Portrait de Petitjean Robert

Petitjean Robert, Charles, François libéral

né en 1887 à Ledeberg décédé en 1951 à Etterbeek

Ministre (instruction publique-sciences et arts) entre 1931 et 1932

Biographie

(Extrait du Pourquoi Pas ?, du 13 novembre 1931)

Comme les peuples, les ministres les plus heureux sont-ils ceux qui n'ont pas d'histoire ?...

Il faut poser la question préalable. Aux temps calamiteux où nous vivons, est-ce un bonheur que d'être appelé dans conseils de la Couronne et la rue de la Loi ressemble-t-elle au chemin du Paradis ? Un ministre est-il un homme heureux ?

Evidemment ça dépend des goûts. M. Dens, qui. depuis qu'il détient le maroquin que dut abandonner ce pauvre M. de Broqueville, rayonne, tel un astre naissant peut se dire et se croire heureux. mais M. Petitjean ?...

Il sera : il est déjà l’homme du jour puisqu’il a accepté la rude tâche de résoudre, au moins dans son département qui à ce point de vue est le plus important, l'insoluble problème de l'emploi des langues. La perspective des combats à livrer lui doit lui gâter un peu, s'il n'est ras un sot - et rien ne permet de dire que M. Petitjean soit un sot, - le plaisir d'être ministre. Toujours est-il que cet homme heureux, sans histoire, aura certainement demain beaucoup d'histoires. Sera-t-il toujours heureux ?

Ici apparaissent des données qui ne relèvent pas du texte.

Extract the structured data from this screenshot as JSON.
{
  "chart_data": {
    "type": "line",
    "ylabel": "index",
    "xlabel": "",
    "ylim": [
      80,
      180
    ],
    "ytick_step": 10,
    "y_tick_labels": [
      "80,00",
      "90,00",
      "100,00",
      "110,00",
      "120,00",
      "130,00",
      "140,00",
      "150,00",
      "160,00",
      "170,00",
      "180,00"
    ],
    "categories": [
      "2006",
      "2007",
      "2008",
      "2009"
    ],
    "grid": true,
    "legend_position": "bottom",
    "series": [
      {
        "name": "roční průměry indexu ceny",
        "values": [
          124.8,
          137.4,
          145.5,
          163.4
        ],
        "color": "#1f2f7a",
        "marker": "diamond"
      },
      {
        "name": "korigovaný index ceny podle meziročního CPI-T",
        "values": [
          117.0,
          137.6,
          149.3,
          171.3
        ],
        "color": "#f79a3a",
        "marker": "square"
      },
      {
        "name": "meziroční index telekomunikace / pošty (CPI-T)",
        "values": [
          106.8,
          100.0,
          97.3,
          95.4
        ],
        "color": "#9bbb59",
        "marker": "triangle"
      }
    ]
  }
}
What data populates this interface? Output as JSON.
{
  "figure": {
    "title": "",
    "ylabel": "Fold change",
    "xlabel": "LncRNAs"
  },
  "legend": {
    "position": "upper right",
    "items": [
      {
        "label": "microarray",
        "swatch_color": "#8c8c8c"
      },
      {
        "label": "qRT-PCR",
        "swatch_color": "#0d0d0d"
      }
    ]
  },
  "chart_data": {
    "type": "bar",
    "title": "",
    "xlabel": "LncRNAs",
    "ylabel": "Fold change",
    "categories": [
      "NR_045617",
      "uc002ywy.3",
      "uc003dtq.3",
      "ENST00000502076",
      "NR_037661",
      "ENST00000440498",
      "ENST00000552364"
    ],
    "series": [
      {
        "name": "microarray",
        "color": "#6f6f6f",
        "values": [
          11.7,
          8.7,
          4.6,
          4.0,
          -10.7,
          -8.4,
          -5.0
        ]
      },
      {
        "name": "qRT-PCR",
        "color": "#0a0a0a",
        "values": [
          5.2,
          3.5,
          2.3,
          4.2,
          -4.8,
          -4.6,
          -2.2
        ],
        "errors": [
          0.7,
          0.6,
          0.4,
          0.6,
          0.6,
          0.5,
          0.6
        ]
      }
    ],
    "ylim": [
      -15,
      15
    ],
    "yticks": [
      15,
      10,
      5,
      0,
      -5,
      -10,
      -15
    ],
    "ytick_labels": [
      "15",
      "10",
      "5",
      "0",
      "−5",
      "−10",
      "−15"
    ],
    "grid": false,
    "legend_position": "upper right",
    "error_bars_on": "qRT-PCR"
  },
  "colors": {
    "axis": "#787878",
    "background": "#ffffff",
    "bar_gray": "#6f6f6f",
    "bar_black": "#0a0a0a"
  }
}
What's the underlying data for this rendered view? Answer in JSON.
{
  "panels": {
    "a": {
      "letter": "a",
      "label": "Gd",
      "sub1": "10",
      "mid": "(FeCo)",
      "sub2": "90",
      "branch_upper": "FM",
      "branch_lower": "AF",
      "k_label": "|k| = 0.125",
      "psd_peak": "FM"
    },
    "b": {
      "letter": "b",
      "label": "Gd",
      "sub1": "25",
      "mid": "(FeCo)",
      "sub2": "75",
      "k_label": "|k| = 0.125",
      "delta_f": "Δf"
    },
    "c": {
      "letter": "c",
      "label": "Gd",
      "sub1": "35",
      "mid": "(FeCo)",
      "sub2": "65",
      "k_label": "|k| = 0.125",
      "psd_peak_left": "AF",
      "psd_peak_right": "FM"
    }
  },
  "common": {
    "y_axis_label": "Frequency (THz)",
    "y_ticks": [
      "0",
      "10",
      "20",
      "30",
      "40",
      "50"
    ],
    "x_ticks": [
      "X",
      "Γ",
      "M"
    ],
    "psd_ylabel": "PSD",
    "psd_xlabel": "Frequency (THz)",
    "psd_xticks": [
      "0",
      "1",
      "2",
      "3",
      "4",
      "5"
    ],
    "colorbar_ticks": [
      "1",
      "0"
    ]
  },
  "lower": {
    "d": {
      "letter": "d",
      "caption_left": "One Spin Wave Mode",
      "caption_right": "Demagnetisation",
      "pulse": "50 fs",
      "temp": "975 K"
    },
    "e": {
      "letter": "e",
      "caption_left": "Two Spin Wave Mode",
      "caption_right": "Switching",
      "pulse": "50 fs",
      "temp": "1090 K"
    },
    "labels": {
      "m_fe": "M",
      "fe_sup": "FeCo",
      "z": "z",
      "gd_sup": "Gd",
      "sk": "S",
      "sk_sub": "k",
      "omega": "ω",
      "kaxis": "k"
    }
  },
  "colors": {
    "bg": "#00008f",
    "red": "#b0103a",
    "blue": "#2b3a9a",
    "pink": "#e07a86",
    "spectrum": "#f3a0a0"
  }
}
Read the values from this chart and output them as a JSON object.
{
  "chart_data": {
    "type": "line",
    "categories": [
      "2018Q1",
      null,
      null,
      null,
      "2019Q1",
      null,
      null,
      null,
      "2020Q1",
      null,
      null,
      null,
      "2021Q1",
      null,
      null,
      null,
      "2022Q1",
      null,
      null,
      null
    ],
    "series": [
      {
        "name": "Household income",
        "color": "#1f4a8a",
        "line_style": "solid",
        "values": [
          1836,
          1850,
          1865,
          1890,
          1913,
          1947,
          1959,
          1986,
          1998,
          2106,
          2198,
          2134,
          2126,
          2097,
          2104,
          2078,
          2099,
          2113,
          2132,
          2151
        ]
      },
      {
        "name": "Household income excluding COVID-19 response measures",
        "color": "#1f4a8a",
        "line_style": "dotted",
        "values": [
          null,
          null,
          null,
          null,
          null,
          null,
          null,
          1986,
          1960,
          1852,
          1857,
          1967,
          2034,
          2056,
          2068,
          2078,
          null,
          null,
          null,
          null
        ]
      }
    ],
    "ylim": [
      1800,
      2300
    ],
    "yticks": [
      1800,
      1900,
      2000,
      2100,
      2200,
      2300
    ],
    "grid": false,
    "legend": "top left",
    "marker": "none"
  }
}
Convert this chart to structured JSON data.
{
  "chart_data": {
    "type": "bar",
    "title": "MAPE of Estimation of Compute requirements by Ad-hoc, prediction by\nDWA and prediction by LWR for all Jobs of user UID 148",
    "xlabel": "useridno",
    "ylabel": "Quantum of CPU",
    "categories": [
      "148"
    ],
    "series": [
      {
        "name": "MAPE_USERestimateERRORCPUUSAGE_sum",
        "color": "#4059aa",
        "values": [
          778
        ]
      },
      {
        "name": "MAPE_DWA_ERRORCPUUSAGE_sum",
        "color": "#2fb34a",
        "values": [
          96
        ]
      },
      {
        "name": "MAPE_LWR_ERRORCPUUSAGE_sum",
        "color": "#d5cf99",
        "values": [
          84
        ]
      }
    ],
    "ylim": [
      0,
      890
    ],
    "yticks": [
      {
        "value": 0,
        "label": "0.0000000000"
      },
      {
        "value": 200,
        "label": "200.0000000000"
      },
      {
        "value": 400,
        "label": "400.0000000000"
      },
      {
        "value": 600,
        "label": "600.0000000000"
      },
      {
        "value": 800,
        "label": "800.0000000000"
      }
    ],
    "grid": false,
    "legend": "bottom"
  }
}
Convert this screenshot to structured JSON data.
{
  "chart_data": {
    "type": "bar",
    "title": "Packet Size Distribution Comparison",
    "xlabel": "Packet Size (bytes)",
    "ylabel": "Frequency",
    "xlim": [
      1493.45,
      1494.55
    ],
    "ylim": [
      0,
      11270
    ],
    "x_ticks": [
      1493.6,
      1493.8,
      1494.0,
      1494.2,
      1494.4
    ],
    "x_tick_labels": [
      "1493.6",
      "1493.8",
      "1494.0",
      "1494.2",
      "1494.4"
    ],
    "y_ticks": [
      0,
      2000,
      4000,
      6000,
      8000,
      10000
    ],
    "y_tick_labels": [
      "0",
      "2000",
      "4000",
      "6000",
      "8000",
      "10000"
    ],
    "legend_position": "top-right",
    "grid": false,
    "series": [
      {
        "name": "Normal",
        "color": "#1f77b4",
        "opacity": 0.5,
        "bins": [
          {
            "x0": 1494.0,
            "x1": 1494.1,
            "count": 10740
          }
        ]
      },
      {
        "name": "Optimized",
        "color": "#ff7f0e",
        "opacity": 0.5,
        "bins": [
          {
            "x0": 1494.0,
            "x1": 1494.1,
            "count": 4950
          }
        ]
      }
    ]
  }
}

Qui le dira ? Ne jouons pas au prophète. Ne prenons pas demain à l'Eternel...

* * *

Mais M. Petitjean est-il vraiment l'homme sans histoire que M. Jaspar, tel Jupiter, tira un jour de l'obscurité par le seul effet de sa souveraine volonté ? Mettons qu’il se profilait avec discrétion dans la pénombre parlementaire. Toujours est-il que sa brusque accession dans l'Olympe ministériel provoqua, il y a quelques mois, des étonnements dont beaucoup de gens ne sont pas encore revenus. M. Forthomme, qui apprit la nouvelle en gravissant l'escalie rouge qui conduit à la Chambre, en fut éberlué au point qu'il résigna immédiatement sa charge ministérielle. Dans les conciliabules des gauches libérales, un bel émoi se traduisit par des ordres du jour plus ou moins virulents mais dont les échos furent bientôt étouffés par le los de tous ceux qui se disaient qu'après tout il y a toujours quelque chose à attendre d'un nouveau ministre, surtout dans les premiers temps de son règne. La gauche libérale accepta donc Petitjean : première victoire, première chance.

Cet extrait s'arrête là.